Similarily, the following query: context.Items.OrderByDescending(x => x.IsActive); ..returns items with IsActive == false first then those with IsActive == true (should be the other way around).

This seems to be a bug in JetEntityFrameworkProvider because it works the right way with SQL Server and, of course, with any other collection. As a workaround, I'm currently using context.Items.ToList().OrderBy....

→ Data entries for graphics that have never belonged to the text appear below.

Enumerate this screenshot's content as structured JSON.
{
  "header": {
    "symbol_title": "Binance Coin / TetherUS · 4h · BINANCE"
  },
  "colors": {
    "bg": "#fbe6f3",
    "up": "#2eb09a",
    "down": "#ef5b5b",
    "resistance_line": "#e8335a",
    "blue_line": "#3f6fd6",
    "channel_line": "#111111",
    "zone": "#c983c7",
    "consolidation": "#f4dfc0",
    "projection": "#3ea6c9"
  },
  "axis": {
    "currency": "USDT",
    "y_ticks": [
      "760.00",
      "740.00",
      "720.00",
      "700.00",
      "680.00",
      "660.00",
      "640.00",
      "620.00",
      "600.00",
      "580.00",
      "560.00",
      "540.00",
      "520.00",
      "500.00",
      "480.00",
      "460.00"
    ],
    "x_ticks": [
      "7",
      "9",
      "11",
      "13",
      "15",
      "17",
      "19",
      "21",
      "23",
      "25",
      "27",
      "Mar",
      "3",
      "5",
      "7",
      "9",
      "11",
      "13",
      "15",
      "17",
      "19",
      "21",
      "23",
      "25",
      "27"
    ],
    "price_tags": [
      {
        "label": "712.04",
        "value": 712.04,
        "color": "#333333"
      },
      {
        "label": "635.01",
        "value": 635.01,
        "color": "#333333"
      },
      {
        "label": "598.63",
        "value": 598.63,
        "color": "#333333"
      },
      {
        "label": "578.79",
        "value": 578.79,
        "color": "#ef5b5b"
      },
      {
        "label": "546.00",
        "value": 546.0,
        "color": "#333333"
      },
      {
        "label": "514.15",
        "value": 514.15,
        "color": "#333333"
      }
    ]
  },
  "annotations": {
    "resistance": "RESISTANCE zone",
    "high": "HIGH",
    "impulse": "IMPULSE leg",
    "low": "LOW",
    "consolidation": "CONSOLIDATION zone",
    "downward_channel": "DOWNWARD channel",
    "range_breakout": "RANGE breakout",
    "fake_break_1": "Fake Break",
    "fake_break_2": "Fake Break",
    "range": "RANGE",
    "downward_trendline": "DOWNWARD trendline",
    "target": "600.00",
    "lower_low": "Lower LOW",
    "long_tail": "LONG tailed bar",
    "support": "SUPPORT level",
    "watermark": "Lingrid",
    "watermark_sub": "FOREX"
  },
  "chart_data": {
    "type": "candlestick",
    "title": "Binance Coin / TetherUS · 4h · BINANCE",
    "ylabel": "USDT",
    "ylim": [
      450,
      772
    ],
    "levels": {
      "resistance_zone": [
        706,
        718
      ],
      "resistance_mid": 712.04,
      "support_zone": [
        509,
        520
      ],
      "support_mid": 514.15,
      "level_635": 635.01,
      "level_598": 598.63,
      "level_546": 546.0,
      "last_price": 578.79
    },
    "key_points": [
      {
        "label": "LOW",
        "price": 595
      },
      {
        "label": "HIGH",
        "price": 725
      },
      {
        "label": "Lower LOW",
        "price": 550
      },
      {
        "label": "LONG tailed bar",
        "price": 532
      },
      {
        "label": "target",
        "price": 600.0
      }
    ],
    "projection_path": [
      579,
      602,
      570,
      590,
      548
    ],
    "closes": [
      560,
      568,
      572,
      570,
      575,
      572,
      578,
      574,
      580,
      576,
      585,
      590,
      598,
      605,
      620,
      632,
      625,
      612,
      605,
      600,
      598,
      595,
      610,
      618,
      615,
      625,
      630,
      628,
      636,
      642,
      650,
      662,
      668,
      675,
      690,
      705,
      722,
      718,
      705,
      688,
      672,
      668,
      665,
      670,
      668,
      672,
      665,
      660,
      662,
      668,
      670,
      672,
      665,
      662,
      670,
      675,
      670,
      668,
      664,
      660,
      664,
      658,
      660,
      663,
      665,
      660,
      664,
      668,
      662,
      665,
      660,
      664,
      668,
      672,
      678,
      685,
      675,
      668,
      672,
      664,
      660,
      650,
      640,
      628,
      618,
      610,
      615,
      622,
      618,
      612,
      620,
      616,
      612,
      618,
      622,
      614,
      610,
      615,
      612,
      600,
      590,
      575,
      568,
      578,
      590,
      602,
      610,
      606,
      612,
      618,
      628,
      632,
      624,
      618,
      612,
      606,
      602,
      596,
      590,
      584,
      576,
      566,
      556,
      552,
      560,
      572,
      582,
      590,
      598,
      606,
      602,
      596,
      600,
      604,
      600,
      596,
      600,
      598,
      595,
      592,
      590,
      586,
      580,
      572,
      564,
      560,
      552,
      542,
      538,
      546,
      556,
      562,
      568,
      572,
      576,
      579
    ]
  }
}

jeremy-morren commented 5 years ago

This is because SQL Server uses Bit (1 or 0) for boolean values. Therefore EntityFramework must use ORDER BY [field] ASC in the SQL Statement.

However, JetEntity uses the "Yes/No" Access field for boolean values. Here, "Yes" is a value of -1, therefore they appear first.

A better workaround is context.Items.OrderBy(x => !x.IsActive).

See https://stackoverflow.com/questions/8827447/why-is-yes-a-value-of-1-in-ms-access-database for more details.

Ahmed-Abdelhameed commented 5 years ago

@jeremy-morren I do know that a "Yes/No" field in Access is represented as 0 or -1 value. However, since it's mapped by EF as a .NET Boolean type, it should be consistent with the Boolean type of the .NET Framework. EF is an ORM after all and works as a separation layer, therefore, it should (and it does) handle such conflicts behind the scenes (one example off the top of my head is that EF translates null to DBNull and vice-versa).